During this pioneering time various men led the work. They often came from other churches, some only staying for a short period of time. Numbers continued to increase and in 1910 the mission was formally constituted into a church, known as “The People’s Tabernacle”.
The hall which had been built in 1889 eventually reached the end of its life expectancy and so in 1913 the church erected two new buildings, a place for the services of worship and a separate hall. Services continued there for the next seventy-five years. While numbers were maintained, sadly the church was in grave spiritual decline, which only increased as the years passed.

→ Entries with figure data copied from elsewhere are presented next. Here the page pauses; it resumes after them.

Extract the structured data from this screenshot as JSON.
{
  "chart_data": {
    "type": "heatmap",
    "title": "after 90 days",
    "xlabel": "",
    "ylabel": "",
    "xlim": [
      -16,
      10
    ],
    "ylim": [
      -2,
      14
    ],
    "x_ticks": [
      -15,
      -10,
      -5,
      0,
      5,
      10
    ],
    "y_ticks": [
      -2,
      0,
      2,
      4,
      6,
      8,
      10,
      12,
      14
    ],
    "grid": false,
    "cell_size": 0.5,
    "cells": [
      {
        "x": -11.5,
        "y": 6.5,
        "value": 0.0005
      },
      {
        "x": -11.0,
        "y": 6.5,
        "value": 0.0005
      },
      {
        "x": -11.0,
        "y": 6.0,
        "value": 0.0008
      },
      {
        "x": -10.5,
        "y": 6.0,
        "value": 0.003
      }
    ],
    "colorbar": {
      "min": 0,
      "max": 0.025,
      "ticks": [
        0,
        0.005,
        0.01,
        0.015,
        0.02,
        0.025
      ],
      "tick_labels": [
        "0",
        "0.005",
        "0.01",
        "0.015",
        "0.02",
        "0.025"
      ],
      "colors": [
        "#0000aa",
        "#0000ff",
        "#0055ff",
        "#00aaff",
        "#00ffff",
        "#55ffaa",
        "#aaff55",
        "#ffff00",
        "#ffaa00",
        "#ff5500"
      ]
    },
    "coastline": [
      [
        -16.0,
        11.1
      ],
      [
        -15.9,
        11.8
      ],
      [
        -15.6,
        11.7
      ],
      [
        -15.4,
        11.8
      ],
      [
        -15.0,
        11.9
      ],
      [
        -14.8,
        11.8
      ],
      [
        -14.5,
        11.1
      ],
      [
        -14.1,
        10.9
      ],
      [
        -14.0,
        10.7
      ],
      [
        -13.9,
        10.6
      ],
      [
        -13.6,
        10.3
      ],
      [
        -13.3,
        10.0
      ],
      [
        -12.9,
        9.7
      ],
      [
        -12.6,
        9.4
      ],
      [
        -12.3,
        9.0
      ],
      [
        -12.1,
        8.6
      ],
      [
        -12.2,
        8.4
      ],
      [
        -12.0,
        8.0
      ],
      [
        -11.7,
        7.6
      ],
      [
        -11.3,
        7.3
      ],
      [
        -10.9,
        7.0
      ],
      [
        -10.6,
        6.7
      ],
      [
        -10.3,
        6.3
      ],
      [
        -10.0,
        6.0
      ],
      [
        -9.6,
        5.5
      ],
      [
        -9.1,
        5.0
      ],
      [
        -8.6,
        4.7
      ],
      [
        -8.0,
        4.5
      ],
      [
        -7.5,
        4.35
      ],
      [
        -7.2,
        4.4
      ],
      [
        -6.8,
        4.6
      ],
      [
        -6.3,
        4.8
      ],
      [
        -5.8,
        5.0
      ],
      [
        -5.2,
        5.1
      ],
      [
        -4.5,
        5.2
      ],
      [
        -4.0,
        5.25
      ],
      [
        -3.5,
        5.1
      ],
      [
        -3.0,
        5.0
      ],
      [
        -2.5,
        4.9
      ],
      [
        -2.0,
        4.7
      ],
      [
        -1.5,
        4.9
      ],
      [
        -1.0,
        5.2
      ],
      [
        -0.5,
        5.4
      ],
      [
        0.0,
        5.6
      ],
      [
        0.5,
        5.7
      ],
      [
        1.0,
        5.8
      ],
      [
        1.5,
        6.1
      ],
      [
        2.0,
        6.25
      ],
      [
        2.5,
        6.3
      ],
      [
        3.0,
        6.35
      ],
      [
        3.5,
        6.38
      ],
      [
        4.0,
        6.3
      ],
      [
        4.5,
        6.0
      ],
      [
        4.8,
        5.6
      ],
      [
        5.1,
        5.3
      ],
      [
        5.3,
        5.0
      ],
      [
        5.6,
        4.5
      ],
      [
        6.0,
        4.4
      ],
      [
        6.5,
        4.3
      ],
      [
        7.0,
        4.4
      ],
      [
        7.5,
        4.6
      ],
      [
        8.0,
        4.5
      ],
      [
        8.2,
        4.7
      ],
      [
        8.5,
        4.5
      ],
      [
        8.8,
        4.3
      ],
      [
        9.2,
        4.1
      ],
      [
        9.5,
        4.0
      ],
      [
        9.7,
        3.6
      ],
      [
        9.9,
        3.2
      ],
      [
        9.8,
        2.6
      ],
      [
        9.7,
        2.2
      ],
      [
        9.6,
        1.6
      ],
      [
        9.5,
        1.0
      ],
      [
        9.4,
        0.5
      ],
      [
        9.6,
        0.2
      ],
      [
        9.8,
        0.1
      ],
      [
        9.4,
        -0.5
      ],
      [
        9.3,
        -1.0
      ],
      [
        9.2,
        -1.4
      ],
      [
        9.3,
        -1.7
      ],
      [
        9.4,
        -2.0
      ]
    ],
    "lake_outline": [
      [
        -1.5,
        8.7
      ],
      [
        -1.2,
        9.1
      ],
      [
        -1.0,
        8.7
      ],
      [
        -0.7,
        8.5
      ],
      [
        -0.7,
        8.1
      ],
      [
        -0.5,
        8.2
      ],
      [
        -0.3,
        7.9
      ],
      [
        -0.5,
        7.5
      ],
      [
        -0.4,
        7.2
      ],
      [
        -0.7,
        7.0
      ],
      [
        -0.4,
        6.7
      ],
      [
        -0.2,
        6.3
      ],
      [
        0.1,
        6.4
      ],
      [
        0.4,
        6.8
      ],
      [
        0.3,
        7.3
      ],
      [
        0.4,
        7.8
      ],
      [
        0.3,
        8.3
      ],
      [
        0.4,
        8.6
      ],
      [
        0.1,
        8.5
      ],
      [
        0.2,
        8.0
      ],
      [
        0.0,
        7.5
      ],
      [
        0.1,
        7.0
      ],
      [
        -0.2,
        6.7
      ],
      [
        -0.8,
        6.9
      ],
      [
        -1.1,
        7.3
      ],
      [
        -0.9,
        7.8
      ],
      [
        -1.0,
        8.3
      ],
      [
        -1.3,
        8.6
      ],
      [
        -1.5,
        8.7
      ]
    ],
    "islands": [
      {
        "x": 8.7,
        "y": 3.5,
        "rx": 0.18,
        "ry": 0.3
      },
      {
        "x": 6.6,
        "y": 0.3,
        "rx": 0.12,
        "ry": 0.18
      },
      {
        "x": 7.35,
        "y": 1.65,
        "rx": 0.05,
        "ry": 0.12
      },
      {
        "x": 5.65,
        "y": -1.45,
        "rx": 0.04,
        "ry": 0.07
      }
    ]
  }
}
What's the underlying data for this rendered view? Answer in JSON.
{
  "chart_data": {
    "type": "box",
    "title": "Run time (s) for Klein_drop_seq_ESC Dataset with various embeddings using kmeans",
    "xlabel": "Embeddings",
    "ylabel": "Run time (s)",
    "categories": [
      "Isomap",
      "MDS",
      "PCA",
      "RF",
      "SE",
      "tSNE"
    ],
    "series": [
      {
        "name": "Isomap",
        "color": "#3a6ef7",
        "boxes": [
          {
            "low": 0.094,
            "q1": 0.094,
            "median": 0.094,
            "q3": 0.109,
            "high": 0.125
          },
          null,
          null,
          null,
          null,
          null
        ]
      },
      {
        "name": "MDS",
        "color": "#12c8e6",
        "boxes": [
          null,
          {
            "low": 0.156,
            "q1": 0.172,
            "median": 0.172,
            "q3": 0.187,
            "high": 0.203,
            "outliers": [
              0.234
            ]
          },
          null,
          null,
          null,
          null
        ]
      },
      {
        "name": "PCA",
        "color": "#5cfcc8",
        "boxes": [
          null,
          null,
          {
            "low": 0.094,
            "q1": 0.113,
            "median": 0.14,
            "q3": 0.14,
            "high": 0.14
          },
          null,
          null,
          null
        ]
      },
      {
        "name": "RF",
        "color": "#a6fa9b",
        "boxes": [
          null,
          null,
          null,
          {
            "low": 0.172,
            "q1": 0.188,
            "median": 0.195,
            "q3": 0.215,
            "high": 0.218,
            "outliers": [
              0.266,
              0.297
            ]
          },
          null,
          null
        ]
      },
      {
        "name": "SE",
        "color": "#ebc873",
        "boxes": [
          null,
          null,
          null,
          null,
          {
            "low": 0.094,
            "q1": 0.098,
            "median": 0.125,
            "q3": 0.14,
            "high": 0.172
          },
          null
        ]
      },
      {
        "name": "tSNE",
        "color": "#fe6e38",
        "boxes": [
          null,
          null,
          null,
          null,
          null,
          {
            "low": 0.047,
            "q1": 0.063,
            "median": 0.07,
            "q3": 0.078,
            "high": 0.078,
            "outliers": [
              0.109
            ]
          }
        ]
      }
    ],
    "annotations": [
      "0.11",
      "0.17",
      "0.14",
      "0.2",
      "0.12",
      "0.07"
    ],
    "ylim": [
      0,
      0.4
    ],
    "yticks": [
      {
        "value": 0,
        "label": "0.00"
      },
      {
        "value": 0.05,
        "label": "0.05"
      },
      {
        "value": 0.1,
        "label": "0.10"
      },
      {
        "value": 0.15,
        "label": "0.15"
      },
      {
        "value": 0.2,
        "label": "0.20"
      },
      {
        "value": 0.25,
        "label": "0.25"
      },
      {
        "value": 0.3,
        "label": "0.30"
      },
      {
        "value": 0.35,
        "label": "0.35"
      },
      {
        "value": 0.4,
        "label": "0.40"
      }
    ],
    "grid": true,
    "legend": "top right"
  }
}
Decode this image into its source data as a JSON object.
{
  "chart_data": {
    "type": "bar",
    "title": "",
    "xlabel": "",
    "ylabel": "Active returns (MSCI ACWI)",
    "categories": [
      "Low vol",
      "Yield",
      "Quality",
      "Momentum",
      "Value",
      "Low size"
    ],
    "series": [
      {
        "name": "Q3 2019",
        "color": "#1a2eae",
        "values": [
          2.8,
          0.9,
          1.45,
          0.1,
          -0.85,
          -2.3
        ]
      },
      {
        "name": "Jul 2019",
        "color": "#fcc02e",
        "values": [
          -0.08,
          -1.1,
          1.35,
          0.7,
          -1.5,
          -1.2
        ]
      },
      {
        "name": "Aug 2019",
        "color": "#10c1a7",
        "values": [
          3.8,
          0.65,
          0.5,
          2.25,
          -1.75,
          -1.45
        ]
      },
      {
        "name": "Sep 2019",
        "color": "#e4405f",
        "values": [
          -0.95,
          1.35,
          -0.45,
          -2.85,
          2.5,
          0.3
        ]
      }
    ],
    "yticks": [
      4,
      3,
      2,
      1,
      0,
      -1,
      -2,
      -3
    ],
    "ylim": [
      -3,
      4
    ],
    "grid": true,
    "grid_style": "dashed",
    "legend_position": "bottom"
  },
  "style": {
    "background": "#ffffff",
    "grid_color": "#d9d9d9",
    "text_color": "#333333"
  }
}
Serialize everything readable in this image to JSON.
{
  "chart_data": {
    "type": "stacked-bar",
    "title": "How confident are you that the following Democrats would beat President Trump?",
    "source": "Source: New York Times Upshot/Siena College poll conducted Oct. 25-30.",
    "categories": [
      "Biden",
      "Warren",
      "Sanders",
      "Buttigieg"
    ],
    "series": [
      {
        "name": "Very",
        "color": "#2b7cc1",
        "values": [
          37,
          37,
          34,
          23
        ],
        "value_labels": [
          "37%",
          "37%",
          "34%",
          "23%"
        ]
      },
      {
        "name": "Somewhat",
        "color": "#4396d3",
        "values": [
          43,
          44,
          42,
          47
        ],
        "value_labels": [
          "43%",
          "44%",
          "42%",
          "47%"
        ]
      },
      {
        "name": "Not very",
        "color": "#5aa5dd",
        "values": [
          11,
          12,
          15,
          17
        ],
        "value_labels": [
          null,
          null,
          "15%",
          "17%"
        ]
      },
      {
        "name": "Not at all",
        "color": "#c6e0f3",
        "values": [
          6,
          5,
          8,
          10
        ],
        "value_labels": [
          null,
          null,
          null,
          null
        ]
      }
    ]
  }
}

In His Sovereign providence and mercy God intervened and in 1979 the church called a Pastor, Rev. Roger Brazier, to full time work and ministry. As a Reformed Baptist man the task of establishing and building the church on a Biblical foundation begun. Regular (every Sunday) Gospel preaching, evangelistic outreach and children’s work were swiftly established and with an expositional teaching ministry many of the members were introduced, and subsequently came to appreciate, the Doctrines of Grace. However, some were unprepared to submit to the Word of God and removed themselves, leaving the church once again in a pioneering situation.
The buildings were now ageing and in need of much costly repair. This, coupled with the noise of the now high-speed trains thundering past every ten minutes, meant there were many distractions and hindrances when the church met for worship.
Once again the Lord graciously undertook for the needs of His people, providing, within the same locality, a different site and chapel in 1989. With the move the church was now meeting in a smaller and more comfortable building, away from the trains but not the people. Having moved the building was registered as “Edmonton Baptist Chapel”.
The Lord continues to bless and sustain His work. The people of Edmonton still need the gospel as much as their great grandfathers did. The church now reaches out to a community of many cultures and false religions. While material prosperity has improved, spiritually they are deeply impoverished; in many ways more hardened to the things of God than their predecessors were.